Thinking about it, it’s strange that I started cycling just because I watched the Olympics and actually got so far. At that age a lot of things were fads for me that I’d start and stop within the month, if not the week. Most cyclists are from cycling families, but my parents were canoeists, my mum loved the slalom and my dad did some flat water racing (I believe). But my granddad (John Bird, but known to us as gramps) was a cyclist, this I only learned after I started. He was one of the founder members of the BLRC having worked for Percy Stallard and used to ride his bike everywhere. He once told me he was invited to do a time trial down near London, but could only afford the train fair home. He had to ride down with his race wheels strapped to his forks, compete and then get the train back. These were times when this was pretty normal, but I still think they make the cyclists of today look like wimps.
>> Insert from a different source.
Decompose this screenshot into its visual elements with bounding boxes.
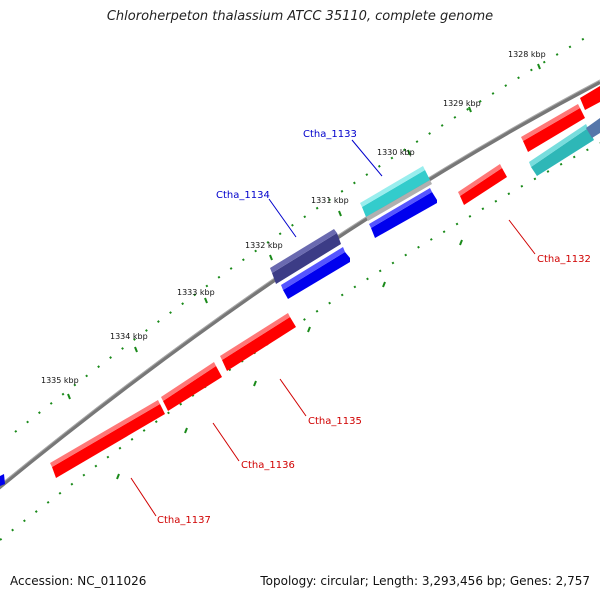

I always enjoy listening to his stories, of which there are many and think about all the times he must have ridden the same roads as me at one point, because he has ridden pretty much all the roads that exist and no longer exist in and around the West Midlands. He still manages to get out on his bike very occasionally, although not quite as fast as he used to at the grand age of 82.

Hopefully, I’ll still be cycling at that age, but right now I have a bone that needs fixing before I can get in the saddle and break the monotony of a day doing nothing.

Until next time,


Sjáumst síðar


Nice one Nicole!

3 comments:

Anonymous said...

Didn't realise you'd only been cycling for 4 years. Chapeau! Hope the bone mends well and you're racing again soon. The rest may be a blessing in disguise. Enjoy the Olympics, lets hope we get a bagful of golds on the track!
Matt B

vendeeu said...

Hope its not too long before you're kicking ass again in Hagenau

Anonymous said...

Holly crap, I know they say your not a real cyclist until you break your collar bone, but I don't think they mean from playing frisbee.

Funny story though, sounds like the sort of thing that could only happen to you.